Attraverso il gruppo alimentare Deoleo la Spagna produce oltre 300 milioni di litri di olio spagnolo venduto con marchi italiani (Bertolli, Carapelli, Sasso).
C’è l’Italian Sounding (l’evocazione di italianità, sui mercati esteri, in un prodotto alimentare che non ha nulla a che vedere con l’Italia: Italian Salami e Parmesan negli Stati Uniti, Regianito in Argentina, Parmesao in Brasile, Timboonzola in Australia, ecc; qui un ampio elenco), c’è il Falso Made in Italy in Italia (prodotti alimentari confezionati nel nostro Paese ma realizzati con materie prime di importazione), e poi c’è un terzo fenomeno: il passaggio in mani straniere dei grandi marchi dell’agroalimentare italiano. Un fenomeno – quest’ultimo – di cui abbiamo parlato più volte su Universofood (qui un riassunto recente della questione) e che è iniziato negli anni ’80 (nel 1985 Invernizzi formaggi passa a Kraft, nel 1988 Buitoni pasta e Perugina dolci passano alla Nestlè), è proseguito negli anni ’90 (nel 1993 Italgel-Antica Gelateria del Corso passa a Nestlé,nel 1995 Fattorie Scaldasole passa a Heinz, nel 1998 Sanpellegrino acqua e bevande e Locatelli formaggi passano a Nestlé), e ha avuto un’escalation negli ultimi quindici anni, con numeri impressionanti dall’inizio della Crisi (2008) ad oggi: negli ultimi sei anni sono passati in mani straniere marchi storici dell’agroalimentare italiano per un fatturato di oltre 10 miliardi di euro (gli ultimi casi eclatanti, nel 2013, sono il Riso Scotti, ceduto per il 25% alla spagnola Ebro Foods, e Pernigotti cioccolato e dolci, acquistata dall’azienda turca Oksoz).
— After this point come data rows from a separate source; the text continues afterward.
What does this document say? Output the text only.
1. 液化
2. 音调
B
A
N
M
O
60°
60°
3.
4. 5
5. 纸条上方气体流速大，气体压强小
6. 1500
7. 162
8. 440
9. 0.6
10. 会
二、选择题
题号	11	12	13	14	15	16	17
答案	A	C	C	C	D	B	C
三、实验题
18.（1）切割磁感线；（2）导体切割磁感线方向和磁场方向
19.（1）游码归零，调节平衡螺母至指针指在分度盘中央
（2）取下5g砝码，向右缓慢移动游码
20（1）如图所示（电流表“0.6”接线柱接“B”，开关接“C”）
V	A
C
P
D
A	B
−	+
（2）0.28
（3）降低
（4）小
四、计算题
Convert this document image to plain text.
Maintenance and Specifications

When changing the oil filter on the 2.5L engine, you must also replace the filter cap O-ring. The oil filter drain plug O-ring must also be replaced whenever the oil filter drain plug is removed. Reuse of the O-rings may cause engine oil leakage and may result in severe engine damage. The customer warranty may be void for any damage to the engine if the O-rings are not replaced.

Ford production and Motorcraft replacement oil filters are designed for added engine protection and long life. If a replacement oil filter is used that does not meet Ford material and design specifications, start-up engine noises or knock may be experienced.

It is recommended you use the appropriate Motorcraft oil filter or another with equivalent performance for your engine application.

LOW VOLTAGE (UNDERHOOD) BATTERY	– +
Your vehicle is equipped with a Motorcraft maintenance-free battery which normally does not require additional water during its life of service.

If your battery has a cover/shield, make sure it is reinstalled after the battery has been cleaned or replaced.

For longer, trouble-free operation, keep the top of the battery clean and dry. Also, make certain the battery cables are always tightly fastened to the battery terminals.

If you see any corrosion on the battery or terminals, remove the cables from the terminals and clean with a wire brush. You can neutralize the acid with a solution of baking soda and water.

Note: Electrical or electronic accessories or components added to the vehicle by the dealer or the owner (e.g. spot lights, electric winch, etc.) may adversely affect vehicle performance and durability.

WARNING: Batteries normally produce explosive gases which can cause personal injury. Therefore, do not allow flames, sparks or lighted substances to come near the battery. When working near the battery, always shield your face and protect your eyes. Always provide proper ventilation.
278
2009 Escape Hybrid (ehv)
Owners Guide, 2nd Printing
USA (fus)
Quando parliamo di olio di oliva “italiano” non possiamo tacere il fenomeno del falso Made in Italy nella filiera dell’olio, di recente denunciato con forza dal giornalista Tom Mueller nell’ottimo libro-inchiesta “Extraverginità”, ripreso poi dal New York Times nel fumetto satirico “Extra Virgin Suicide. The adulteration of italian olive oil“. Non dimentichiamoci che l’Italia è il secondo Paese esportatore al mondo di olio ma è anche il primo Paese importatore di olive e di olio, con un import che negli ultimi vent’anni è cresciuto del 163%. Questo significa che gran parte dell’olio confezionato in Italia da aziende italiane è in realtà una miscela di oli prevalentemente di importazione, che provengono per lo più da Spagna, Grecia e Tunisia.
Proprio la Spagna è il Paese leader nella produzione di olio di oliva, con 1,5 milioni di tonnellate all’anno (l’Italia è al secondo posto, con 500.000 tonnellate; il totale di olio prodotto nel mondo nell’ultimo anno è di 3 milioni di tonnellate, dunque la Spagna produce da sola la metà dell’olio prodotto in tutto il mondo). L’olio spagnolo ha a che fare con l’Italia non solo perché molte aziende italiane con sede in Italia lo importano e lo miscelano poi con minime quantità di olio italiano vendendo infine il prodotto come “Made in Italy”, ma anche perché oggi i tre più importanti marchi italiani di olio di oliva – Bertolli, Carapelli, Sasso –sono in realtà di proprietà del gruppo alimentare spagnolo Deoleo (Carapelli e Sasso dal 2006, Bertolli dal 2008).
In questi ultimi giorni si è parlato molto di Deoleo perché alcune banche spagnole (Bankia, Bnm, CaicaBank, Kutxabank), essendo in grave crisi il sistema bancario iberico, sono state costrette a disfarsi di partecipazioni azionarie, incluse quelle in Deoleo. L’Italia, con intervento diretto del premier Renzi e tramite il Fondo Strategico Italiano (attraverso IQ Made in Italy, la joint venture con Qatar Holding), ha cercato di sondare il terreno per una possibile partecipazione italiana, ma l’operazione è fallita, ed è stata accettata l’offerta d’acquisto del fondo inglese Cvc. Deoleo diventa dunque in parte inglese (resta il 30% agli spagnoli), e l’Italia resta fuori dal gruppo che è leader nella vendita di olio di oliva attraverso l’utilizzo di tre marchi italianissimi (Bertolli, Carapelli, Sasso). Secondo i dati diffusi dalla Coldiretti parliamo di 300 milioni di litri di olio spagnolo venduto con marchi italiani.